Keith Richards a créé une combinaison du riff et des accords qui bougent en dessous. Il a écrit des thèmes à deux ou trois notes qui étaient plus puissants que n’importe quel grand solo.

Il a joué le rythme du vibrato et la guitare solo dans « Gimme Shelter ». Personne ne fait mieux que Keith pour alterner les accords. Il avait un accord cool, un bel accord si bien accordé qu’il chante. C’est le noyau de chaque grande partie de guitare sur un disque des Rolling Stones. Keith trouve l’accord qui permet à l’œuvre – les cordes qui se frottent et s’étouffent – de s’écarter de ce qu’il ressent.

Jeff Beck

Jeff Beck a la combinaison d’une technique brillante et d’une personnalité. C’est comme s’il disait : « Je suis Jeff Beck. Je suis là. Et vous ne pouvez pas m’ignorer. »

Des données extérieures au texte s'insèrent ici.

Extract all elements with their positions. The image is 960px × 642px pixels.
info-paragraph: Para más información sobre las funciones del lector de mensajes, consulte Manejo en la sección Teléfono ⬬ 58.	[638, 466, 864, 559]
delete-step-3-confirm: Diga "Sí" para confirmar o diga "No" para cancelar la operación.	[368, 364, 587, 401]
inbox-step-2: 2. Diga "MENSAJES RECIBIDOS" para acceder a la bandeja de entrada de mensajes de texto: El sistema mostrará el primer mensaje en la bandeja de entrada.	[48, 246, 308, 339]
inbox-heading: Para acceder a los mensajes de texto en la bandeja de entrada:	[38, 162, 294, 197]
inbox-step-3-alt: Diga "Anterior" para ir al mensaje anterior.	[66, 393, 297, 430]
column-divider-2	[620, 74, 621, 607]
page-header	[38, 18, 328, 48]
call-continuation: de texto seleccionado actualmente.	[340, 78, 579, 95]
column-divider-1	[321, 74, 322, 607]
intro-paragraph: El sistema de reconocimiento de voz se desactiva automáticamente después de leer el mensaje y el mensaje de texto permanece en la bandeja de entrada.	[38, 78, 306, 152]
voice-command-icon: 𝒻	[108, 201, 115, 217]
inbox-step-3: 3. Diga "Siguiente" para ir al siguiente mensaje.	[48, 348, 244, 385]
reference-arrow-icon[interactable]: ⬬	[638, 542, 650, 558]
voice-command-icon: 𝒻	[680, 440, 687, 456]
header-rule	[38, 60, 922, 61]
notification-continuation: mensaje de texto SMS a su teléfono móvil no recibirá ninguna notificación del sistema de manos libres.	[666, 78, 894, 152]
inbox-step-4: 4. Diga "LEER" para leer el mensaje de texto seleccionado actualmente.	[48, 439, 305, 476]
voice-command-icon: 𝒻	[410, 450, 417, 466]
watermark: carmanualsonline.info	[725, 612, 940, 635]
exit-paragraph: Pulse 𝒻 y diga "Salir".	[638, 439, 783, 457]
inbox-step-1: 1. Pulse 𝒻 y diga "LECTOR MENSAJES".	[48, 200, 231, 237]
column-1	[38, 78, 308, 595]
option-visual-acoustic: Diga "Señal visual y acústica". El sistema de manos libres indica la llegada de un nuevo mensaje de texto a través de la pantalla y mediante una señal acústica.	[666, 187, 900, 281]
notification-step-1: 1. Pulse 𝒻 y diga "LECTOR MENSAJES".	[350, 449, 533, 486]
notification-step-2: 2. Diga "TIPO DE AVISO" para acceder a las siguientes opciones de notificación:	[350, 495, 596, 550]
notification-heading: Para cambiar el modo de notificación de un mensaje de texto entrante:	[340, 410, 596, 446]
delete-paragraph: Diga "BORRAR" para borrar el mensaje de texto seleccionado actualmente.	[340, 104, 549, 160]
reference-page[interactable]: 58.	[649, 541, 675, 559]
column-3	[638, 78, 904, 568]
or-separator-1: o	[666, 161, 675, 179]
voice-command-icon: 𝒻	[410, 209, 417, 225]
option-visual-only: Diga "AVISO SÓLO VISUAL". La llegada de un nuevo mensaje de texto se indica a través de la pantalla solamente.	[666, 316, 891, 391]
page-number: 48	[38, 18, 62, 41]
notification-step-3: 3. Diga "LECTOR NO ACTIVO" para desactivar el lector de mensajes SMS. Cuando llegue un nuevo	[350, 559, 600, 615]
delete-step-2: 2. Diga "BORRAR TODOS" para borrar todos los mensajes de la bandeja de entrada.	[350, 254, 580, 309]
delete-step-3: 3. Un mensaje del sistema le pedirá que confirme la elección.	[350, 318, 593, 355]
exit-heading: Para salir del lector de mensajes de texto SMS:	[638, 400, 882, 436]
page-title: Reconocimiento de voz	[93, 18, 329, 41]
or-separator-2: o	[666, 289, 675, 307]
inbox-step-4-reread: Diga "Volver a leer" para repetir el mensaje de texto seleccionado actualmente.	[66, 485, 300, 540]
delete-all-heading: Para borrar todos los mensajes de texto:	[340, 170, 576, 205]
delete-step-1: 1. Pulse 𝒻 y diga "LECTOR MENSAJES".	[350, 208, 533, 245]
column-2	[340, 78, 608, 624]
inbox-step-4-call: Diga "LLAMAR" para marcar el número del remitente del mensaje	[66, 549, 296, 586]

Il avait un ton mélodieux, mais dans la tête – brillant, urgent et énervé, mais doux en même temps. On voyait qu’il était un joueur sérieux et qu’il était prêt à tout. Il y a un véritable art de jouer avec et autour d’un chanteur, de lui répondre et de le pousser. C’est la beauté de ces deux disques qu’il a faits avec Rod Stewart, Truth en 1968 et Beck-Ola en 1969. Jeff ne se met pas en travers du chemin, mais il tient bon. Il a repoussé les limites du blues. Le « Boléro de Beck », sur Truth, n’est pas bluesy, mais reste basé sur le blues.